France is the world's second-largest hip-hop market and the fifth largest global music market, with 7 percent of the world's music sales, but with an unusually high quantity of local product (Negus: 159-60), although the domestic share of the French music market dropped from 48 percent to 44 percent in 1998 (Boehm 1999). Francophone rap was given a boost in the early 2000s by a decision of the French ministry of culture, which insisted that French-language stations play a minimum of 40 percent French-language music during their emissions.[6]
This makes up one quarter of the radio's top 100, ten percent of local music production and has sold hundreds of thousands of CDs.[7] French hip hop, however, is often criticized for imitating American hip hop style. French Rapper MC Solaar agrees sarcastically, saying, "French rap is pretty much a U.S. branch office... we copy everything, don't we? We don't even take a step back." [8]
[edit] The 90s and 00s
Through the nineties, the music grew to become one of the most popular genres in France; in 1997, IAM's release "L'école du Micro d'Argent" sold more than 1 million discs, with NTM moving more than 700,000 copies of their final album "Supreme NTM". The group went their separate ways in 2000.
In the 2000s, similar to developments in the USA, a gap has begun to emerge in French hip hop between artists seen as having sold out, belonging to the mainstream, and more innovative independent artists.
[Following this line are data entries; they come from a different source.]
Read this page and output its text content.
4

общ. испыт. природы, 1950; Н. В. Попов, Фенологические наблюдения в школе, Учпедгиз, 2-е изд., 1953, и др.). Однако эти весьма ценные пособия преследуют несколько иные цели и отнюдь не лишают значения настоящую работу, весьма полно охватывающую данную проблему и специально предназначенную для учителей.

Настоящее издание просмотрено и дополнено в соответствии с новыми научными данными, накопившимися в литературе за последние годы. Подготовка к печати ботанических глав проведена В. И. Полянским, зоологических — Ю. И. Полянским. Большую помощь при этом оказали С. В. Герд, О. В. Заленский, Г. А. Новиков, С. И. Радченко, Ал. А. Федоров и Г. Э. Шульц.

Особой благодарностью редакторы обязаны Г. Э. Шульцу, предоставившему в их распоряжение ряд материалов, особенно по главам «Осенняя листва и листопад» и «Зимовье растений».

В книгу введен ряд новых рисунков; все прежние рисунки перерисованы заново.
La Rumeur, and Sheryo, some hardcore rappers are known for their rejection of mainstream French rap, while Casey, Rocé, Médine and Youssoupha represent a mix of hardcore or purist rap and mainstream designs.
Music was one way that rappers were able to bring their African heritage into their country. French tracks are often enhanced by recordings of African musical instruments, such as the kora, the balafon, and the ngoni. French rappers incorporate many different drums from African cultures into their hip hop, again installing their African heritage.[9]